Host: Doug Wilder
With fifteen years under its belt, Anime Boston has a lot of history behind it. From those humble beginnings at the Park Plaza, we’ve watched Anime Boston grow into a limitless celebration of all things anime.
And, as the convention has gone through countless changes, so also has the state of anime fandom. Usenet and tapes gave way to social media and the promise of anime anytime, anywhere. Streaming has become the new normal, and Anime Expo pulls in over one hundred thousand people.
Doug Wilder, Anime Boston’s Facilities Manager, decided to dig into the past, to look at the world of 2003, when Anime Boston first entered the scene. He began with the now-famous anecdote of the con’s formation. As the tale goes, Patrick Delahanty and Adam Ferraro sought to build a con that would best other events they’d attended. The two expected roughly a thousand attendees to their inaugural event, but easily broke that in pre-registrations (1,200). By the time the convention itself had concluded, the event had seen 4,110 warm bodies, and attendance was capped by the Boston Fire Marshall.
That said, Anime Boston still managed to become the seventh largest anime convention in North America.
Wilder used this tale as a springboard into a history lesson. From the convention, he began to take a closer look at other goings-on in (and around) 2003.
At the time, changes were hitting fast and hard for the anime industry. The Anime Network launched in 2002, Lupin III debuted on Adult Swim, and Toonami introduced the world to Evangelion with Giant Robot Week. Naruto was just starting its run, and fansubs were still a primary way of consuming anime.
And on these notes, Wilder pulled no punches. He spent a fair amount of time discussing 2003’s Gundam SEED fansub fiasco. At the time, fansubbers would translate shows as they aired. This was a bit of a grey area, as western distributors turned a blind eye until they had a licensing contract in hand. On license, the circles distributing the show would generally pull their episodes, to make way for the official release. Gundam SEED, though, was a somewhat unusual situation at the time. Bandai Entertainment had licensed the series late in its TV run. With just five episodes remaining, the studio sent cease-and-desist notices to fansub groups. This led to outrage, mixed with excitement as it was the first Gundam show to be licensed mid-run.

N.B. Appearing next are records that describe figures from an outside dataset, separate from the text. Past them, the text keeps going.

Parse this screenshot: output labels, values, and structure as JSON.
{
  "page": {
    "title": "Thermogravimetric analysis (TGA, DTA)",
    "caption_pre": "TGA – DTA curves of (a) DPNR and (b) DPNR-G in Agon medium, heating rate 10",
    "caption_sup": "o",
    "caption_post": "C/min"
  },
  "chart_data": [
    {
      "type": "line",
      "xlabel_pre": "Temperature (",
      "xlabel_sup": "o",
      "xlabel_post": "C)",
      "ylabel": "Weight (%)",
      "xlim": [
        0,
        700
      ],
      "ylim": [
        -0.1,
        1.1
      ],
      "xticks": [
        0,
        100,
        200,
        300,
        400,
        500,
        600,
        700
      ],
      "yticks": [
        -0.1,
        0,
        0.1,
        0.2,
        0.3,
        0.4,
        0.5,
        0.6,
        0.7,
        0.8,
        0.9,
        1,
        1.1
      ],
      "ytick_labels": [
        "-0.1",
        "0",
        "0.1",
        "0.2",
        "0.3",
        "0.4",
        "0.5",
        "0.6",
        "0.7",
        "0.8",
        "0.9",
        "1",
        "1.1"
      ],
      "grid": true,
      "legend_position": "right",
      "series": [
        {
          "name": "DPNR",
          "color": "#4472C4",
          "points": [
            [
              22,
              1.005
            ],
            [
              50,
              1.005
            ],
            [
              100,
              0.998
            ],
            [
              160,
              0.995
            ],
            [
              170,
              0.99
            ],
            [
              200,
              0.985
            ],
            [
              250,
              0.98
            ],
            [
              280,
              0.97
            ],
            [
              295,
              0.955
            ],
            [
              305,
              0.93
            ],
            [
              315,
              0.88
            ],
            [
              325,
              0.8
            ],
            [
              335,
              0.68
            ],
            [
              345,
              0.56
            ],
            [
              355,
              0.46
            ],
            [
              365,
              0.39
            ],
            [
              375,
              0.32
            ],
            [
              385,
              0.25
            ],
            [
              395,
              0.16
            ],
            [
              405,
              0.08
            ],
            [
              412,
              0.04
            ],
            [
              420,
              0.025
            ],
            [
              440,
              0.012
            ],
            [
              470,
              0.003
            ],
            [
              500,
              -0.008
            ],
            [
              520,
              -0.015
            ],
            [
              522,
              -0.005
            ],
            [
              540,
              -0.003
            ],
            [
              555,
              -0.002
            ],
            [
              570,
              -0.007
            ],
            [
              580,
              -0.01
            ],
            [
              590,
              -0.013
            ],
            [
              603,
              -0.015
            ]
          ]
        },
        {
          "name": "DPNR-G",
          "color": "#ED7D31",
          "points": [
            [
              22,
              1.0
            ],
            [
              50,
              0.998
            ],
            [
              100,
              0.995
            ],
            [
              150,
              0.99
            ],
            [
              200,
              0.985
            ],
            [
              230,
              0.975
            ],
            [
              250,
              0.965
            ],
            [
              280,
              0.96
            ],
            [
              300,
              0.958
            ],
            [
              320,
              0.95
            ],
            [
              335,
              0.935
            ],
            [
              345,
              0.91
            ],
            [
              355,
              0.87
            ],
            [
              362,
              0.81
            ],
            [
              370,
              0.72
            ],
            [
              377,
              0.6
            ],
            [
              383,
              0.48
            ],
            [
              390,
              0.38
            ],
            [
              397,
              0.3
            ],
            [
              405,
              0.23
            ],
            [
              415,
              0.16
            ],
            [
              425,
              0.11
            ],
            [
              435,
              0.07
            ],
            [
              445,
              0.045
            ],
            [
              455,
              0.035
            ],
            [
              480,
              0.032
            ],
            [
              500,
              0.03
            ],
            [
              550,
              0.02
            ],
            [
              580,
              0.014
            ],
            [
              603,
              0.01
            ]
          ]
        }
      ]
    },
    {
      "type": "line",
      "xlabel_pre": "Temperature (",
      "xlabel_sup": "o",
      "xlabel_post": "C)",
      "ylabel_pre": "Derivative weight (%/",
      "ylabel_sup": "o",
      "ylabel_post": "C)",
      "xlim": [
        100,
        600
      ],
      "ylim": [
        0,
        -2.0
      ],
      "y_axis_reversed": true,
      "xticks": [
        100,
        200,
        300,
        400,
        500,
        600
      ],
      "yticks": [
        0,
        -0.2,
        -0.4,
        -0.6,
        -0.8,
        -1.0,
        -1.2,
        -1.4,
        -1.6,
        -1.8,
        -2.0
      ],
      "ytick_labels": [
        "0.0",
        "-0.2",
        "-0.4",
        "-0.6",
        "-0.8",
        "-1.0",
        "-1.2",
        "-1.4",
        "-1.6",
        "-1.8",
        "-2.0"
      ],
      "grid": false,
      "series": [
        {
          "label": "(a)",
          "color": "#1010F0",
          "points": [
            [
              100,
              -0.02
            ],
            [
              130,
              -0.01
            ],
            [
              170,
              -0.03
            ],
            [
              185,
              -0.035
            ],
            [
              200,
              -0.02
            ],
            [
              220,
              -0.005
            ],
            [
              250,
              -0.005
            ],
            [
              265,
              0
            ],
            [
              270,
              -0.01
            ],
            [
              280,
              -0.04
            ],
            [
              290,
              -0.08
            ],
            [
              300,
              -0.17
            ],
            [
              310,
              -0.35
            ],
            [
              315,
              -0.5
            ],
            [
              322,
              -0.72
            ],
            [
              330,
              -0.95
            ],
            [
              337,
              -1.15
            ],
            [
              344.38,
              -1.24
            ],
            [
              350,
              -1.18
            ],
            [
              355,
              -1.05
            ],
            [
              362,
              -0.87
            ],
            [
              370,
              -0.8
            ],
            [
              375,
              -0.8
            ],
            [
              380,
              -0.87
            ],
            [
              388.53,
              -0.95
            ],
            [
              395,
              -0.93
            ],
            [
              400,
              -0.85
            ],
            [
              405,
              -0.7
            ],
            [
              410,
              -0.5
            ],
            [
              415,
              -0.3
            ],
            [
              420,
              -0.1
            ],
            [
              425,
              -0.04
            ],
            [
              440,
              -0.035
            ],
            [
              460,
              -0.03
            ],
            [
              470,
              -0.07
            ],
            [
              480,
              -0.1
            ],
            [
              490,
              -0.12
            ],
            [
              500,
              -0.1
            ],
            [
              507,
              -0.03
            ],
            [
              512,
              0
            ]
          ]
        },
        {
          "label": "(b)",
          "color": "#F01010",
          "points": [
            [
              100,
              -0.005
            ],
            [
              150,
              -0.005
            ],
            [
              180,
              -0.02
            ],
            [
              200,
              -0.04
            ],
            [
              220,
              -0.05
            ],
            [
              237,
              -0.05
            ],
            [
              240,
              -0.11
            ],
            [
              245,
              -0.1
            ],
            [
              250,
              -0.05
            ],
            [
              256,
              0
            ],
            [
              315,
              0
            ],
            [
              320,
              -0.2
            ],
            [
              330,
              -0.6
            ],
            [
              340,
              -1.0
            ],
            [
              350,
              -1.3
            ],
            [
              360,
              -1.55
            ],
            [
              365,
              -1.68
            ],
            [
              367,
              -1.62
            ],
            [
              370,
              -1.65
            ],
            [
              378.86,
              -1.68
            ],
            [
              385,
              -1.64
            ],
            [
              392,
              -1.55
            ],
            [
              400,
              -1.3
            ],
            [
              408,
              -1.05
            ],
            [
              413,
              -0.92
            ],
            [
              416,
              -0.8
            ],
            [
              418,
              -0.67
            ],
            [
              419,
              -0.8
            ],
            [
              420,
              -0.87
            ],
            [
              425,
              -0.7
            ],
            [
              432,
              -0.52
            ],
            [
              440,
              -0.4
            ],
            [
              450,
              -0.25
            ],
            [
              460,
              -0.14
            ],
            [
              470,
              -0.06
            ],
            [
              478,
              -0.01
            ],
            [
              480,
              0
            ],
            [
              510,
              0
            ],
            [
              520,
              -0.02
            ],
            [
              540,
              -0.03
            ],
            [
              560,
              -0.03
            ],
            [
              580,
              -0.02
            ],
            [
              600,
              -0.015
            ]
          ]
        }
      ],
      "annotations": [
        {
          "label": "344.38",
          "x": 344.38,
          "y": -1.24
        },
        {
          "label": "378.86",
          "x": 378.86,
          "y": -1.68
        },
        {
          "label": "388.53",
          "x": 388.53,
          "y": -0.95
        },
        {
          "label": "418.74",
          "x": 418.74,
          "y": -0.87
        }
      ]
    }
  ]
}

Through the presentation, Wilder supplemented his points with dozens of relics from the past. Magazine ads, TV spots, and even web ads from the time were all fair game. Using his sources, Wilder pointed out the origins of legal streaming anime (in Japan in 2002, no less!), and reminded the world of the scourge of singles.
Through it all, though, Wilder showed a real understanding of everything that made the pre-Facebook anime world tick. His playful sense of humor and many anecdotes helped transport fans back to the days of old, while maintaining a generally laid-back feel.
For many in the room, it was a chance to return to a simpler time. For that hour, as we heard tales of Marvel Mangaverse and AniPike, we were all united in our nostalgia.